In a sport where young talent was on display across the country, baseball suffered a massive loss recently. With Major League Baseball’s contraction of 42 minor league baseball affiliates, towns across America lost their greatest point of connection to the big leagues. For the Washington Nationals, that means a team like Class-A Short Season Auburn Doubledays are looking for some type of resolution, a sentiment common among low level minor league clubs.
In the Appalachian League, which consisted mostly of teams in or around the Tri-Cities area, a combination of three cities on the Tennessee and Virginia border, uncharted territory is ahead.
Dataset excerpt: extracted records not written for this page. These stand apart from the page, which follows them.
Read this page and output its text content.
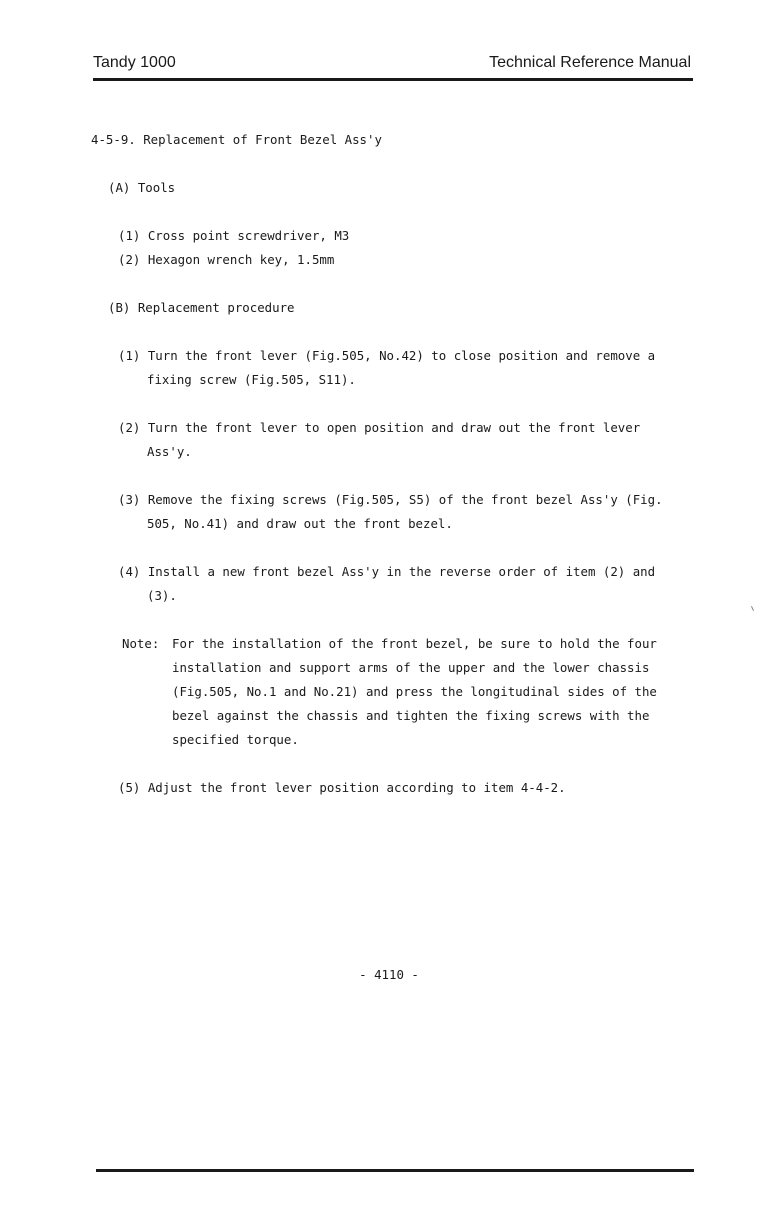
Tandy 1000	Technical Reference Manual
4-5-9. Replacement of Front Bezel Ass'y
(A) Tools
(1) Cross point screwdriver, M3
(2) Hexagon wrench key, 1.5mm
(B) Replacement procedure
(1) Turn the front lever (Fig.505, No.42) to close position and remove a
fixing screw (Fig.505, S11).
(2) Turn the front lever to open position and draw out the front lever
Ass'y.
(3) Remove the fixing screws (Fig.505, S5) of the front bezel Ass'y (Fig.
505, No.41) and draw out the front bezel.
(4) Install a new front bezel Ass'y in the reverse order of item (2) and
(3).
Note: For the installation of the front bezel, be sure to hold the four
installation and support arms of the upper and the lower chassis
(Fig.505, No.1 and No.21) and press the longitudinal sides of the
bezel against the chassis and tighten the fixing screws with the
specified torque.
(5) Adjust the front lever position according to item 4-4-2.
- 4110 -
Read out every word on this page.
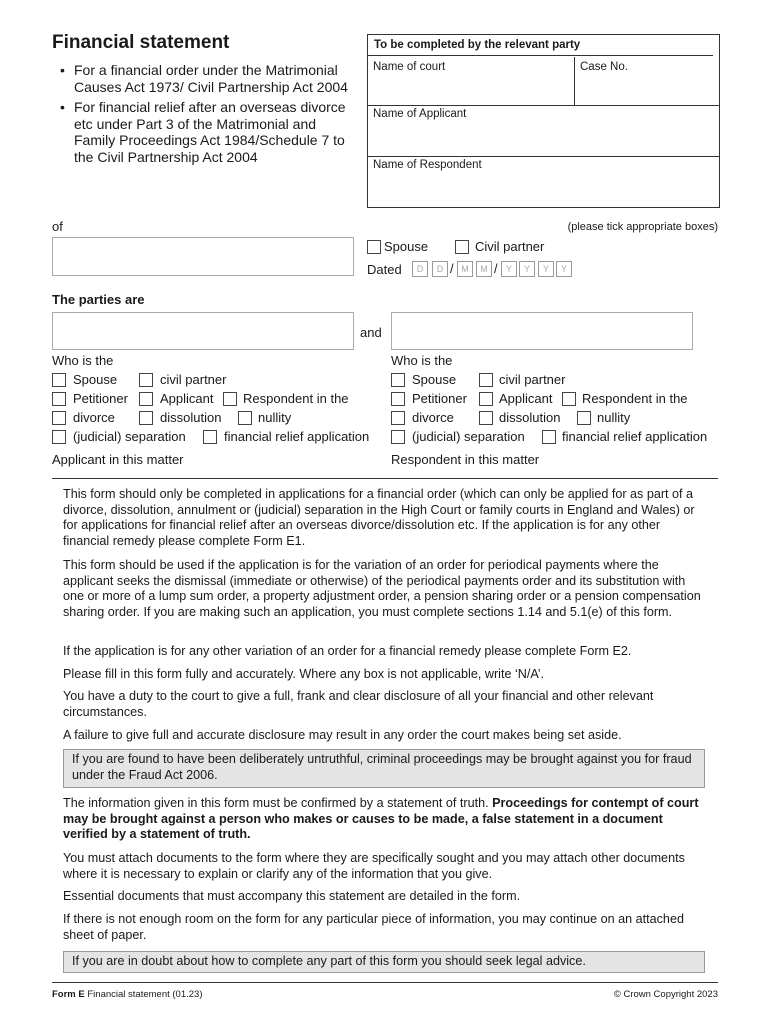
Financial statement
• For a financial order under the Matrimonial Causes Act 1973/ Civil Partnership Act 2004
• For financial relief after an overseas divorce etc under Part 3 of the Matrimonial and Family Proceedings Act 1984/Schedule 7 to the Civil Partnership Act 2004
To be completed by the relevant party
Name of court	Case No.
Name of Applicant
Name of Respondent
of	(please tick appropriate boxes)
Spouse	Civil partner
Dated	D	D / M	M / Y	Y	Y	Y
The parties are
and
Who is the
Spouse	civil partner
Petitioner Applicant Respondent in the
divorce	dissolution	nullity
(judicial) separation	financial relief application
Applicant in this matter
Who is the
Spouse	civil partner
Petitioner Applicant Respondent in the
divorce	dissolution	nullity
(judicial) separation	financial relief application
Respondent in this matter

This form should only be completed in applications for a financial order (which can only be applied for as part of a divorce, dissolution, annulment or (judicial) separation in the High Court or family courts in England and Wales) or for applications for financial relief after an overseas divorce/dissolution etc. If the application is for any other financial remedy please complete Form E1.

This form should be used if the application is for the variation of an order for periodical payments where the applicant seeks the dismissal (immediate or otherwise) of the periodical payments order and its substitution with one or more of a lump sum order, a property adjustment order, a pension sharing order or a pension compensation sharing order. If you are making such an application, you must complete sections 1.14 and 5.1(e) of this form.

If the application is for any other variation of an order for a financial remedy please complete Form E2.

Please fill in this form fully and accurately. Where any box is not applicable, write ‘N/A’.

You have a duty to the court to give a full, frank and clear disclosure of all your financial and other relevant circumstances.

A failure to give full and accurate disclosure may result in any order the court makes being set aside.

If you are found to have been deliberately untruthful, criminal proceedings may be brought against you for fraud under the Fraud Act 2006.

The information given in this form must be confirmed by a statement of truth. Proceedings for contempt of court may be brought against a person who makes or causes to be made, a false statement in a document verified by a statement of truth.

You must attach documents to the form where they are specifically sought and you may attach other documents where it is necessary to explain or clarify any of the information that you give.

Essential documents that must accompany this statement are detailed in the form.

If there is not enough room on the form for any particular piece of information, you may continue on an attached sheet of paper.

If you are in doubt about how to complete any part of this form you should seek legal advice.
Form E Financial statement (01.23)	© Crown Copyright 2023
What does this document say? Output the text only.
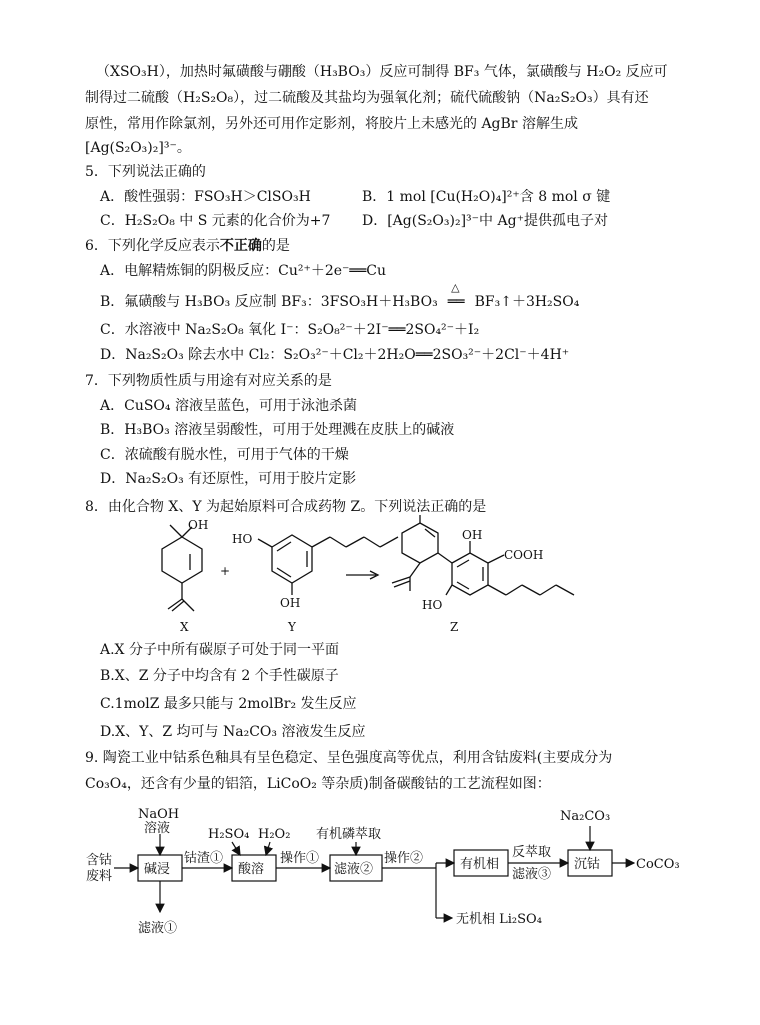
（XSO₃H），加热时氟磺酸与硼酸（H₃BO₃）反应可制得 BF₃ 气体，氯磺酸与 H₂O₂ 反应可
制得过二硫酸（H₂S₂O₈），过二硫酸及其盐均为强氧化剂；硫代硫酸钠（Na₂S₂O₃）具有还
原性，常用作除氯剂，另外还可用作定影剂，将胶片上未感光的 AgBr 溶解生成
[Ag(S₂O₃)₂]³⁻。
5．下列说法正确的
A．酸性强弱：FSO₃H＞ClSO₃H	B．1 mol [Cu(H₂O)₄]²⁺含 8 mol σ 键
C．H₂S₂O₈ 中 S 元素的化合价为+7 D．[Ag(S₂O₃)₂]³⁻中 Ag⁺提供孤电子对
6．下列化学反应表示不正确的是
A．电解精炼铜的阴极反应：Cu²⁺＋2e⁻══Cu
B．氟磺酸与 H₃BO₃ 反应制 BF₃：3FSO₃H＋H₃BO₃
△
══ BF₃↑＋3H₂SO₄
C．水溶液中 Na₂S₂O₈ 氧化 I⁻：S₂O₈²⁻＋2I⁻══2SO₄²⁻＋I₂
D．Na₂S₂O₃ 除去水中 Cl₂：S₂O₃²⁻＋Cl₂＋2H₂O══2SO₃²⁻＋2Cl⁻＋4H⁺
7．下列物质性质与用途有对应关系的是
A．CuSO₄ 溶液呈蓝色，可用于泳池杀菌
B．H₃BO₃ 溶液呈弱酸性，可用于处理溅在皮肤上的碱液
C．浓硫酸有脱水性，可用于气体的干燥
D．Na₂S₂O₃ 有还原性，可用于胶片定影
8．由化合物 X、Y 为起始原料可合成药物 Z。下列说法正确的是
OH
X
+
HO
OH
Y
OH
COOH
HO
Z
A.X 分子中所有碳原子可处于同一平面
B.X、Z 分子中均含有 2 个手性碳原子
C.1molZ 最多只能与 2molBr₂ 发生反应
D.X、Y、Z 均可与 Na₂CO₃ 溶液发生反应
9. 陶瓷工业中钴系色釉具有呈色稳定、呈色强度高等优点，利用含钴废料(主要成分为
Co₃O₄，还含有少量的铝箔，LiCoO₂ 等杂质)制备碳酸钴的工艺流程如图：
含钴
废料
NaOH
溶液
碱浸
钴渣①
H₂SO₄ H₂O₂
酸溶
操作①
有机磷萃取
滤液②
操作②	有机相
反萃取
滤液③
Na₂CO₃
沉钴	CoCO₃
滤液①
无机相 Li₂SO₄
Whereas many places are losing only a single team, the Tri-Cities is seeing multiple teams disbanded and reformed in a way only slightly resembling what once was. The Johnson City Cardinals, Kingsport Mets, Elizabethton Twins, Greeneville Reds, and Bristol Pirates — all within about an hour of each other — have been cast aside.
Though residents in east Tennessee and southwest Virginia weren’t all enthralled by minor league baseball — they prefer our local college basketball team, East Tennessee State University, or, more broadly, the University of Tennessee or Virginia Tech — the teams did play a part in the community. Perhaps one of the most unique things that comes from the minor league model is bearing witness to young players beginning their careers on the small stage, hopeful to propel themselves to the show. It seems fans were proud to be privy to that development and that journey.
Take, for example, the Kingsport Mets, a Rookie league club up until recently. They’ve seen the likes of A.J. Burnett, Jacob deGrom, Dwight Gooden, Carlos Gomez, Dale Murphy, Darryl Strawberry, and David Wright pass through the small Tennessee city. Locals became attached to players’ journeys — they also become attached to the affiliate itself, taking pride in being a step on the path to the major leagues for teams like the St. Louis Cardinals, New York Mets, Minnesota Twins, Cincinnati Reds, and Pittsburgh Pirates. Those teams helped kindle a cult following of sorts in pockets of the country far outside the big league club’s residence.
Now, all of those clubs have had to shift gears. They’re no longer beholden to a major league organization, which might have its own perks, but they also won’t have the name and brand recognition they once did. As for the Appalachian League, they’ve managed to transition into a summer league for up-and-coming talent who expect to be drafted and put on a roster elsewhere. That will likely garner some attention, especially for the die-hards hoping for a glimpse of what might be coming next for their organization of choice.
But baseball in small towns, if that model holds, will start to feel a lot more like summer travel ball tournaments and less like players trying to hone their craft and climb the ranks of baseball. But with the passage of time, all will be forgotten. Of course, there will come a period in the future where nobody really remembers professional baseball in those small corners of the country.
All this is without even mentioning the hundreds of players who will now be without jobs, and the hundreds more who would’ve otherwise been picked in the draft. Because with the dwindling of the minor league landscape, though cost cutting and more efficient as it may be, roster spots will be much more limited. Therefore, the draft will continue to shrink, likely more closely resembling the five rounds we saw this year than the 40 or more rounds we’ve seen in the past — and likely landing somewhere near the middle.
So when fans start to file back into ballparks, whenever that may be, for some attending the sport’s lower rungs, it’s going to look much different — like in the Appalachian League. For others, there might not be any game at all to attend. As for the players on the fringes, they just might be in attendance rather on the field.